Varese, Controlli al Luna Park, tre lavoratori in nero e un’aggressione

lunaparkDopo diverse giornate e serate di bel tempo, sabato sera (18 aprile) il clima non era certo il più adatto a passare una serata di divertimento con le attrazioni del Luna park della Schiranna: già dalla strada provinciale si capiva che molte luci erano spente e diverse attrazioni non erano aperte al pubblico.

Sui pali di via Macchi e via dei Prati le multicolori insegne del parco divertimenti erano accese e, avvicinandosi, la musica si poteva sentire. Il piazzale e le strade attorno, normalmente stracolme di auto e motorini erano semi deserte, anche perché la temperatura non raggiungeva i dieci gradi. Ma i più tenaci erano sulla piazza e l’autopista, il tornado e alcuni altri padiglioni avevano il loro pubblico, così come alcuni chioschi bar che, con i loro tavolini, offrivano anche un po’ di riparo dal vento e dalla pioggia.
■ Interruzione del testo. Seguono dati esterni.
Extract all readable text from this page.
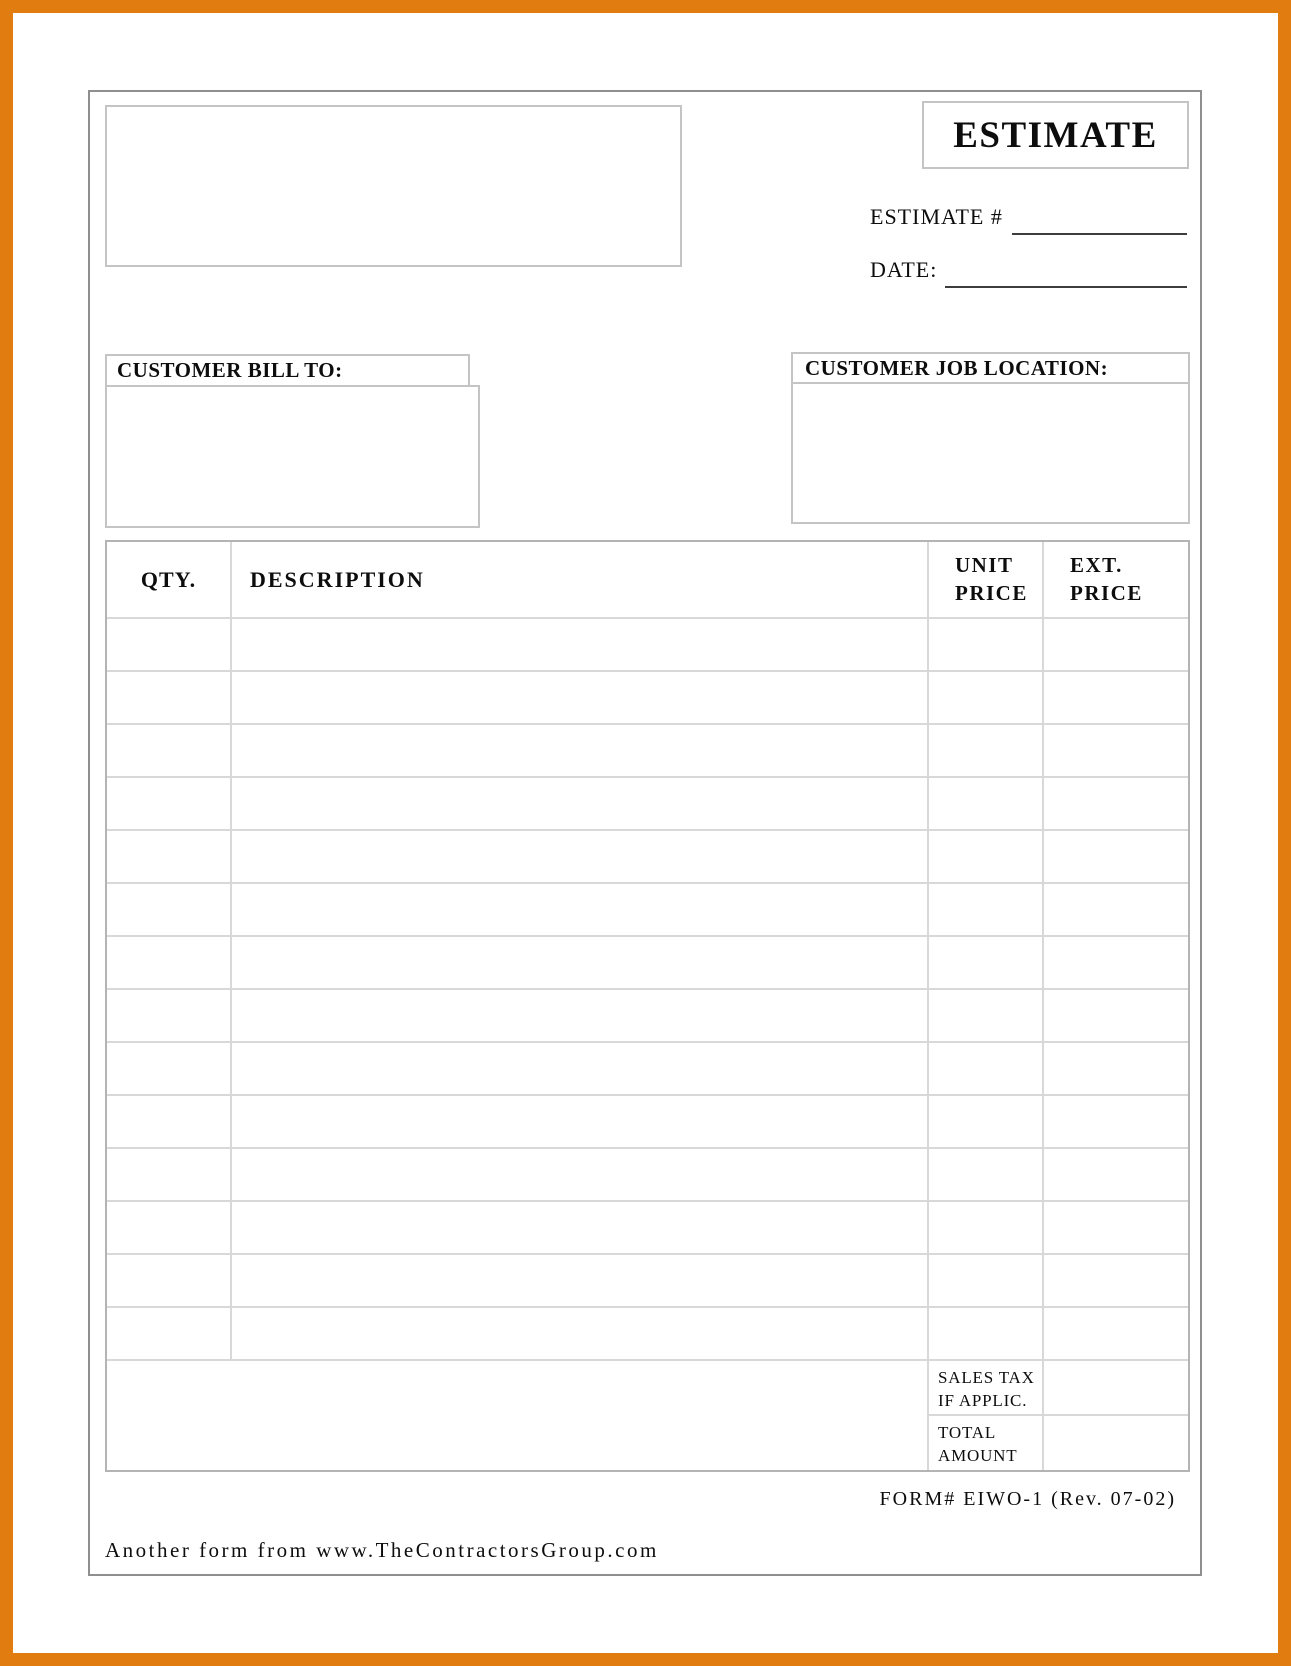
ESTIMATE
ESTIMATE #
DATE:
CUSTOMER BILL TO:	CUSTOMER JOB LOCATION:
QTY.	DESCRIPTION
UNIT
PRICE
EXT.
PRICE
SALES TAX
IF APPLIC.
TOTAL
AMOUNT
FORM# EIWO-1 (Rev. 07-02)
Another form from www.TheContractorsGroup.com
Come spiega l’assessore alla sicurezza Carlo Piatti “tra il pubblico di sabato sera c’erano anche due ufficiali e sei agenti della polizia locale, assieme a quattro ispettori della direzione provinciale del lavoro e tre militari del nucleo carabinieri dell’ispettorato del lavoro: i controlli erano stati pianificati in anticipo e sono stati effettuati anche se le condizioni non erano ottimali, con diverse attrazioni inattive”.

Dai controlli effettuati è comunque emersa la presenza di tre lavoratori “in nero”, con la conseguente irrogazione di duemila euro di sanzioni e la sospensione di due attività. Mentre i controlli erano in atto, in una delle attrazioni aperte si è creato un subbuglio a seguito dell’aggressione (pare) del titolare dell’attrazione da parte di un gruppo di cinque giovani asiatici, due dei quali provenienti dalla Svizzera tedesca, probabilmente a seguito di un diverbio acceso sulle modalità di utilizzo della giostra. In un attimo l’atmosfera si è accesa ed è stato necessario intervenire direttamente per sedare gli animi e riportare la situazione alla normalità, prima che potesse ulteriormente degenerare per l’arrivo di rinforzi dei contendenti.

Ora la polizia locale provvederà ad informare la Procura della Repubblica, avendo raccolto la querela dell’aggredito, oltre a diverse testimonianze e avendo identificato il gruppo di presunti aggressori.

“La rete tra i diversi attori della sicurezza nella nostra città è efficace, sia in termini preventivi che repressivi, creando sinergia tra diverse competenze e specialità” conclude l’assessore Piatti, annunciando che, dopo quelli di sabato e quelli di alcuni mesi orsono nei locali della movida, proseguiranno gli accertamenti congiunti tra Polizia Locale,Carabinieri e funzionari dell’Ispettorato del lavoro.